Let us recall that via fourier transform it holds true that $C^*(S)\cong C(\mathbb{T})$, with map given by $S\mapsto e^{2\pi i x}$ (considering $\mathbb{T}=\mathbb{R}/\mathbb{Z}$). It is also true that $K_1(C(\mathbb{T}))=\mathbb{Z}[e^{2\pi i x}]$, so it follows that $$K_1(C^*(S))=\mathbb{Z}[S],$$ and of coure this implies that $S$ is not homotopic to the identity (if it were, $[S]=[1]$ and then $K_0(C^*(S))$ would be the trivial group).

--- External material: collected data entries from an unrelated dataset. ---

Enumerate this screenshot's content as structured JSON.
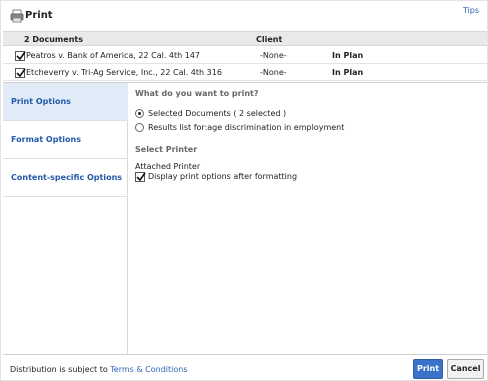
{
  "dialog": {
    "title": "Print",
    "tips_link": "Tips",
    "icon": "printer-icon"
  },
  "documents": {
    "header_count": "2 Documents",
    "header_client": "Client",
    "rows": [
      {
        "name": "Peatros v. Bank of America, 22 Cal. 4th 147",
        "client": "-None-",
        "plan": "In Plan",
        "checked": true
      },
      {
        "name": "Etcheverry v. Tri-Ag Service, Inc., 22 Cal. 4th 316",
        "client": "-None-",
        "plan": "In Plan",
        "checked": true
      }
    ]
  },
  "sidebar": {
    "tabs": [
      {
        "label": "Print Options",
        "active": true
      },
      {
        "label": "Format Options",
        "active": false
      },
      {
        "label": "Content-specific Options",
        "active": false
      }
    ]
  },
  "print_options": {
    "question": "What do you want to print?",
    "options": [
      {
        "label": "Selected Documents ( 2 selected )",
        "selected": true
      },
      {
        "label": "Results list for:age discrimination in employment",
        "selected": false
      }
    ],
    "printer_section_title": "Select Printer",
    "printer_name": "Attached Printer",
    "display_options_label": "Display print options after formatting",
    "display_options_checked": true
  },
  "footer": {
    "distribution_text": "Distribution is subject to",
    "terms_link": "Terms & Conditions",
    "print_button": "Print",
    "cancel_button": "Cancel"
  },
  "colors": {
    "link": "#2f63b8",
    "tab_text": "#2459a8",
    "active_tab_bg": "#e2ecf8",
    "primary_button": "#3a73c9"
  }
}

On the other side, let us define $u(t)=e^{2\pi i x t}$ and observe that
- $u(0)=1$ and $u(1)=e^{2\pi i x}$
- $u(t)$ is norm continuous since \begin{equation} \begin{array}{rl} ||u(t)-u(s)||&=||e^{2\pi i x t}(1-e^{2\pi i x (s-t)})||\\ &\leq||1-\sum_{k\geq 0}\frac{(2\pi i x (s-t))^k}{k!}||\\ &=||\sum_{k\geq 1}\frac{(2\pi i x (s-t))^k}{k!}||\\ &\leq||(2\pi i x (s-t))\sum_{k\geq 0}\frac{(2\pi i x (s-t))^k}{(k+1)!}||\\ &\leq||(2\pi i x (s-t))||\sum_{k\geq 0}\frac{||(2\pi i x (s-t))^k||}{(k+1)!}\\ &\leq|s-t|\sum_{k\geq 0}\frac{(2\pi)^k}{k!} = e^{2\pi}|t-s| \end{array} \end{equation}
- $u(t)$ is unitary for every $t$, since $u(t)^*=e^{-2\pi i x t}$ and then $u(t)u(t)^*=1$.
- $u(t)\in C(\mathbb{T})$ by functional calculus, since $u(t)$ is a continuous function of $e^{2\pi i x}$ for every $t\in[0,1]$.
This proves that $e^{2\pi i x}$ is homotopic to $1$ and of course that the shift operator $S$ is homotopic to the identity, which can't be true, so... where is the issue?